Another soldier, Warrant Officer Florian Montorio, was previously reported by the French President to have died in the in the shooting incident attributed by Mr Macron to Hezbollah members.
Two other French soldiers were wounded, including one who sustained serious injuries.
There are more than 600 French peacekeepers posted as part of the Unifil mission that includes 7,500 personnel from 47 contributing countries.
Speaking alongside Mr Macron in Paris on Tuesday, Lebanon's Prime Minister Nawaf Salam said that he was personally following the investigation into the incident "day by day". Mr Macron stressed he wanted swift results and perpetrators to be imprisoned.

Yet Mr Salam cautioned that "conditions on the ground were not easy" and that he could not predict whether it would take "48 hours or one week."
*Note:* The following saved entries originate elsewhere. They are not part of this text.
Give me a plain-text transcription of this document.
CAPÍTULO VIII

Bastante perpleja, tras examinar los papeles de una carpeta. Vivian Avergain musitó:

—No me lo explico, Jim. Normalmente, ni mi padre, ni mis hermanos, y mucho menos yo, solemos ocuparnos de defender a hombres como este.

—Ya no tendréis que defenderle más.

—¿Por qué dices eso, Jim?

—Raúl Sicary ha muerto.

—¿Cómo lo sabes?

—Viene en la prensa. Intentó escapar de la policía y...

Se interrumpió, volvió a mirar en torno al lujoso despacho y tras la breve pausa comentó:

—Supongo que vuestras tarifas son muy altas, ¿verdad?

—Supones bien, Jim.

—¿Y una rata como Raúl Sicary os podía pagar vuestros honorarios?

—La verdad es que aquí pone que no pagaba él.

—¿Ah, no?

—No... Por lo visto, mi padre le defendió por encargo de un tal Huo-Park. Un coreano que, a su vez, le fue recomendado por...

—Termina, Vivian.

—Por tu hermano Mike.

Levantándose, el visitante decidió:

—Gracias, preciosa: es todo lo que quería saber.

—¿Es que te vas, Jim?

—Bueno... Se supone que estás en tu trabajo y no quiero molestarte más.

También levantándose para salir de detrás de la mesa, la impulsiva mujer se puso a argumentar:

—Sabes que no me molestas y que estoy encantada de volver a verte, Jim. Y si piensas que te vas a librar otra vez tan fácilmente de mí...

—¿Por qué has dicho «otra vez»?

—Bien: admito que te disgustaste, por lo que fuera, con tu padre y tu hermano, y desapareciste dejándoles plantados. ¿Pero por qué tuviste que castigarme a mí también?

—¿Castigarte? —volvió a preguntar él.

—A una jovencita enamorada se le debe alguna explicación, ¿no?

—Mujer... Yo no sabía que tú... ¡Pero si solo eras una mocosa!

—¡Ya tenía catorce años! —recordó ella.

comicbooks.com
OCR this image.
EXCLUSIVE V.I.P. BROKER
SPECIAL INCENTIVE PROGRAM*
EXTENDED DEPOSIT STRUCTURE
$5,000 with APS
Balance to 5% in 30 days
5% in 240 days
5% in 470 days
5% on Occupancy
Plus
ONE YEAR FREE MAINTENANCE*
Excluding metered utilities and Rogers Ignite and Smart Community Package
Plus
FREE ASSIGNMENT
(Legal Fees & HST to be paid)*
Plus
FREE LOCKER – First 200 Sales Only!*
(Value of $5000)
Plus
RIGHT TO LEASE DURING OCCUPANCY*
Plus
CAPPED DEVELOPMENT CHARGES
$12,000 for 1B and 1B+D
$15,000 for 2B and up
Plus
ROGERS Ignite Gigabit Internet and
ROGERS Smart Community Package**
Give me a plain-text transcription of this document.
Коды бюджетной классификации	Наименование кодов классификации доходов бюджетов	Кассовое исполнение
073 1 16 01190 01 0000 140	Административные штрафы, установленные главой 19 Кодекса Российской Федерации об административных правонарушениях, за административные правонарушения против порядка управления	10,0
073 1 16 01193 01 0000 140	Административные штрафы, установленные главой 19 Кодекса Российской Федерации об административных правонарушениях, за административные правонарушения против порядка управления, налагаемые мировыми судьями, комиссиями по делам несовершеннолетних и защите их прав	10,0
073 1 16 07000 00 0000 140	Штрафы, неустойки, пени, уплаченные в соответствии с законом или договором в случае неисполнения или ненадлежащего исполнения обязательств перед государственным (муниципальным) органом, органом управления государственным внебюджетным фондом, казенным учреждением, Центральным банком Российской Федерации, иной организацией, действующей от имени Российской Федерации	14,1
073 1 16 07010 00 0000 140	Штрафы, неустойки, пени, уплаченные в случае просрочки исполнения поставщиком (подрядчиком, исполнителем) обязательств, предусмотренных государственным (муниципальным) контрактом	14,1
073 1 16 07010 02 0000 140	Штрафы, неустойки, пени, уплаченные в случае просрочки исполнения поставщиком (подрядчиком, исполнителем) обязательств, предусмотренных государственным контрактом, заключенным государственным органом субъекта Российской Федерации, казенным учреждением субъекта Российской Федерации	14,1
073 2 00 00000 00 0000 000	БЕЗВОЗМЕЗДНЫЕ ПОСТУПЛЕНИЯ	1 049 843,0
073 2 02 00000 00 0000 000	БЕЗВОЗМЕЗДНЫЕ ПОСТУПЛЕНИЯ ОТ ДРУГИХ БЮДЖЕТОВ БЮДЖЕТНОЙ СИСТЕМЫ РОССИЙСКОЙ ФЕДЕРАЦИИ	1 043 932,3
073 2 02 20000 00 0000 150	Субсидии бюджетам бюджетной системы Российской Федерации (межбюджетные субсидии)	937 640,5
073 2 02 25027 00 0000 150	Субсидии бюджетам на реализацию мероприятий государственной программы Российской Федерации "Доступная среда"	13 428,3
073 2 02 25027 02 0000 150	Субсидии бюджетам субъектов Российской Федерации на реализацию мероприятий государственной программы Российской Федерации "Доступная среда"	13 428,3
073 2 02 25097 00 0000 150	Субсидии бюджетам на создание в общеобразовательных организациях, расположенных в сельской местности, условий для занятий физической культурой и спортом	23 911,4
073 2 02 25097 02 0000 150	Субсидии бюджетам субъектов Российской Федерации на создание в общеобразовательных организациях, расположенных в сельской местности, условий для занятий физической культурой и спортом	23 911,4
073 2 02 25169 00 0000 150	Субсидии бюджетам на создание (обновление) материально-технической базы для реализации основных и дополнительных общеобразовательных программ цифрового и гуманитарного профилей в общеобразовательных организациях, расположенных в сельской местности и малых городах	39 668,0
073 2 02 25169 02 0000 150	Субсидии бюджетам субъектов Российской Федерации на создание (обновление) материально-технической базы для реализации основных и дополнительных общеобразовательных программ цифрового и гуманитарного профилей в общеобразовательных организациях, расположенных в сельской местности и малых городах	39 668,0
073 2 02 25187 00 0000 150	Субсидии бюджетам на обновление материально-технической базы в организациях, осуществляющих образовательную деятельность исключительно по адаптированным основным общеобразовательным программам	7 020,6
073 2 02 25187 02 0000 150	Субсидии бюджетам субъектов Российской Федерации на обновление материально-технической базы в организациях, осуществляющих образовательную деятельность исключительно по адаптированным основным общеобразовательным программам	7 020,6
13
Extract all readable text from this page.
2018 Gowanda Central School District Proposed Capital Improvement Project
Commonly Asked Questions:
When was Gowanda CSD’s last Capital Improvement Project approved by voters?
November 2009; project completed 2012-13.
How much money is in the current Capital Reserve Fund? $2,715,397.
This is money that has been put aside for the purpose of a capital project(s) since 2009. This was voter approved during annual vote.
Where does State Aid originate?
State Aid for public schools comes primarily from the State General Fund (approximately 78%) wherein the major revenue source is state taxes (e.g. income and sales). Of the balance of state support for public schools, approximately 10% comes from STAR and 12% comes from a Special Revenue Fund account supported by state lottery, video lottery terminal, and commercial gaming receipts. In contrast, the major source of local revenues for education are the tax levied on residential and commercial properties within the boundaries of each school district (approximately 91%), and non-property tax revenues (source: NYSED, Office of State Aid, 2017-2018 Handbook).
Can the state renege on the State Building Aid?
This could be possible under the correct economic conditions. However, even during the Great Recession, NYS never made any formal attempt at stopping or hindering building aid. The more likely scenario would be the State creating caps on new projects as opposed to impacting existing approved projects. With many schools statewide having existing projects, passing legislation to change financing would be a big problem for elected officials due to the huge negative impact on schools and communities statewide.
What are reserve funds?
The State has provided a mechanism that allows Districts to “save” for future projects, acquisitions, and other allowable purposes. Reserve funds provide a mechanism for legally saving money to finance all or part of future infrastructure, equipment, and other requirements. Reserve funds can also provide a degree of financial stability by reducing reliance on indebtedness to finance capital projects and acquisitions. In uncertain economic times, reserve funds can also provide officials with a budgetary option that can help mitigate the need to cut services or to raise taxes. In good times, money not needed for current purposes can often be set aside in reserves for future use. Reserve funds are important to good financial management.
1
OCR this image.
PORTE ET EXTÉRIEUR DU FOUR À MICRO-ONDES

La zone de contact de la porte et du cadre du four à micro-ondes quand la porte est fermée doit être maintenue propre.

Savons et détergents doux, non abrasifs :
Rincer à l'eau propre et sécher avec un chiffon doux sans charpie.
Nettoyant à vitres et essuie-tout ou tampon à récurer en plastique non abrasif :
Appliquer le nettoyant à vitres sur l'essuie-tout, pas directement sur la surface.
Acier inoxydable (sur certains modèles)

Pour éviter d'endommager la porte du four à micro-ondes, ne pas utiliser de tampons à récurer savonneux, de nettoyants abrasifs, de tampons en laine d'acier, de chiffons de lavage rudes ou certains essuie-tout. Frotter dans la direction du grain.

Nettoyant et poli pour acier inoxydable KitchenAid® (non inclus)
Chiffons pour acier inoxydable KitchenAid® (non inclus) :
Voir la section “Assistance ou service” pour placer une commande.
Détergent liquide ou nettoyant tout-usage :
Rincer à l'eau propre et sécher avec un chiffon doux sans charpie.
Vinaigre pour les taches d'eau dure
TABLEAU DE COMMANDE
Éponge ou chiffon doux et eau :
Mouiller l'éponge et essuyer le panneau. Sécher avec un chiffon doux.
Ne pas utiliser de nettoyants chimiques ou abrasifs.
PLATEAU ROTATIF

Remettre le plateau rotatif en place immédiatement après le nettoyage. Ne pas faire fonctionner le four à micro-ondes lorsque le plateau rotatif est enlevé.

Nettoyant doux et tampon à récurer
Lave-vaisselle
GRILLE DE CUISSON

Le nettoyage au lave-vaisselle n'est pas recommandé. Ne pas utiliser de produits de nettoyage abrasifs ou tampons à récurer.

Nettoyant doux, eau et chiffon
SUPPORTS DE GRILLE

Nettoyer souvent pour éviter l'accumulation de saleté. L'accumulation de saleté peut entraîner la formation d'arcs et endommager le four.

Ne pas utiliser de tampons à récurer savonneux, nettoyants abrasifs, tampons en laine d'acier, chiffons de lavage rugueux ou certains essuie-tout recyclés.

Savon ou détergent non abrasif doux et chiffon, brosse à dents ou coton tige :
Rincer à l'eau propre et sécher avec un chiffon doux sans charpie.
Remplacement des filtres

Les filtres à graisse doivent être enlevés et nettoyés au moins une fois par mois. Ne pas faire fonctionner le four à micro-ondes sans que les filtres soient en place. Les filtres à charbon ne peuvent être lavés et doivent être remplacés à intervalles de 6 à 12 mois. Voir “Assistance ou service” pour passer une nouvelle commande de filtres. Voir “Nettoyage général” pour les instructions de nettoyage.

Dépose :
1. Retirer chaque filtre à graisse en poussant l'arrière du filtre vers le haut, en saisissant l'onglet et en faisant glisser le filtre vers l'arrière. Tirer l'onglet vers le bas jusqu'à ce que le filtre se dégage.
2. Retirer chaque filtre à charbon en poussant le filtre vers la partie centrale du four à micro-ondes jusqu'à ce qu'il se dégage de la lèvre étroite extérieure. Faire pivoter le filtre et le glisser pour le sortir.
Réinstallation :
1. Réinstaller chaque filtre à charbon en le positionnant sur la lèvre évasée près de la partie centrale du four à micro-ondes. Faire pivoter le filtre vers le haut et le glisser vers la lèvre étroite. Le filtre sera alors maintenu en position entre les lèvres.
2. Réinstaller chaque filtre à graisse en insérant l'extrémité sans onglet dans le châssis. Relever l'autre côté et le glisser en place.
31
French sources previously told Le Monde that Saturday's incident happened when a French contingent team attempted to remove a roadside bomb despite a group of Lebanese men, affiliated to Hezbollah, telling them to stop. The source said that there had been no prior decision from Hezbollah's central command to attack French soldiers.
Unifil is scheduled to start withdrawing from Lebanon on December 31, after 48 years in the country, following a US veto of the renewal of its mandate . France, which has historic ties to Lebanon as a former mandatory power, has been working on alternative scenarios.
"France is also ready to maintain its commitment on the ground after the scheduled departure of Unifil at the end of the year, alongside its most mobilized partners and within a framework that we will need to define together," Mr Macron said on Tuesday.
Unifil has been operating under increasing difficult conditions since the latest round of fighting between Israel and Hezbollah. This started after the Iran-backed militia fired rockets at Israel days after the start of the wider Iran war. Israel has been working on establishing a buffer zone a few kilometres inside the Lebanese border.

Three Indonesian peacekeepers were killed last month - two in a roadside bomb planted by Hezbollah and one as a consequence of an Israeli strike, according to Unifil's preliminary findings.
The Israeli army has also reportedly intimidated French and Italian soldiers by firing warning shots and also pointing their weapons at Unifil's chief of staff, Paul Sanzey, in incidents that have been criticised by Rome and Paris.